The signaling pathway mediated by IGF-1R (insulin-like growth factor 1 receptor) is also key to the pathology. Activation of IGF-1R promotes the secretion of hyaluronic acid and inflammatory factors 2). Teprotumumab binds to the IGF-1R complex and exerts its therapeutic effect by inhibiting this signaling 2).
T cell-derived cytokines activate fibroblasts, leading to the following cascade.
The most commonly affected extraocular muscle is the inferior rectus, followed by the medial rectus, superior rectus, and lateral rectus1). Fibrosis of the inferior rectus causes limitation of upward gaze, which is the direct cause of hypotropia. When hypertrophied extraocular muscles compress the optic nerve at the orbital apex, compressive optic neuropathy develops.
The CAS has a 7-item version and a 10-item version 2).
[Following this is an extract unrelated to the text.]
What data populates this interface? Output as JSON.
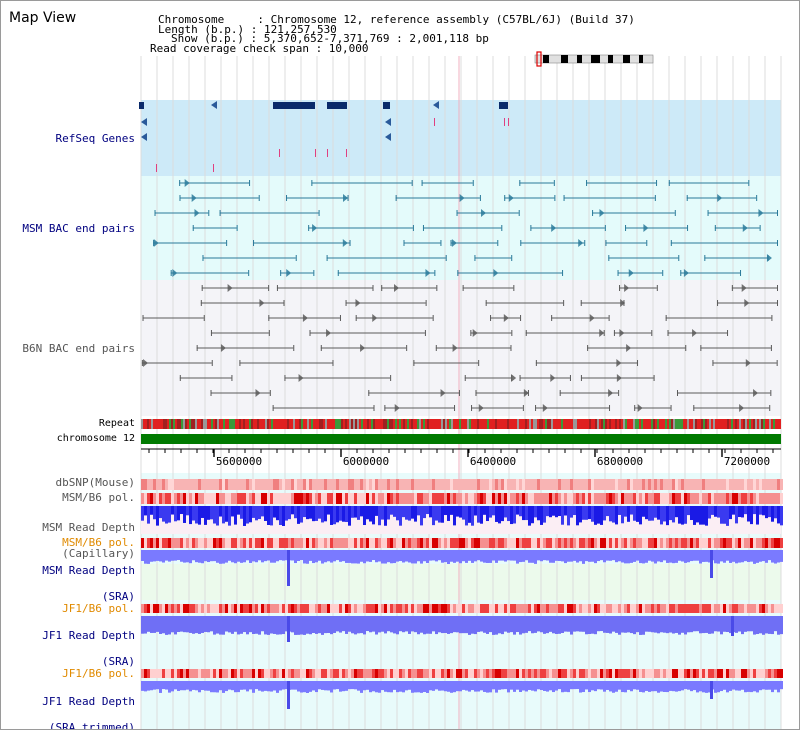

The 7-item version consists of conjunctival hyperemia, eyelid swelling, eyelid redness, conjunctival edema, caruncular swelling, pain with forward gaze, and pain with eye movement. A score of 3 or more indicates active TED, a period when anti-inflammatory treatment is effective. As fibrosis progresses, treatment efficacy markedly decreases 2).
The 10-item version adds the following to the above 7 items: an increase in proptosis of 2 mm or more, decreased visual acuity, and a decrease in eye movement of 8 degrees or more (each over the past 1–3 months) 2).
Teprotumumab is a human monoclonal antibody against IGF-1R and has received FDA approval overseas 3).
Cong et al. (2024) reported in a meta-analysis of 5 studies with 411 patients that the teprotumumab group was significantly superior to the placebo group in terms of proptosis reduction at 24 weeks, improvement in diplopia, and achievement of CAS (0 or 1). No significant differences were found between the two groups in the risk of adverse events or serious adverse events 2).
Teprotumumab has been suggested to have a greater improvement effect on diplopia than rituximab or tocilizumab, and this is considered a unique advantage of teprotumumab 2).
Efficacy in chronic TED has also been reported. In a retrospective study by Ugradar involving 31 patients with disease duration >2 years and CAS ≥3, improvements were observed in proptosis, orbital soft tissue volume, diplopia, inflammation, and strabismus2). Furthermore, 63% of patients who did not achieve ≥2 mm improvement in proptosis at week 12 showed significant improvement at week 24, suggesting individual variability in the timing of treatment response2).
As a direct effect on extraocular muscles, a correlation between reduction in extraocular muscle cross-sectional area and improvement in eye movement and diplopia after teprotumumab administration has also been reported1).
Major adverse events include hyperglycemia, muscle cramps, alopecia, nausea, fatigue, headache, dry skin, hearing impairment, and cough. The incidence of hearing impairment is 7–10%, and while most cases are reversible, further investigation into the mechanism and reversibility is needed2). Cost-effectiveness considerations given the high drug price, as well as accumulation of further evidence through large-scale long-term RCTs, remain challenges2).
Tocilizumab (IL-6 inhibitor) is being investigated for refractory TED cases, but its effect on diplopia is considered inferior to teprotumumab3).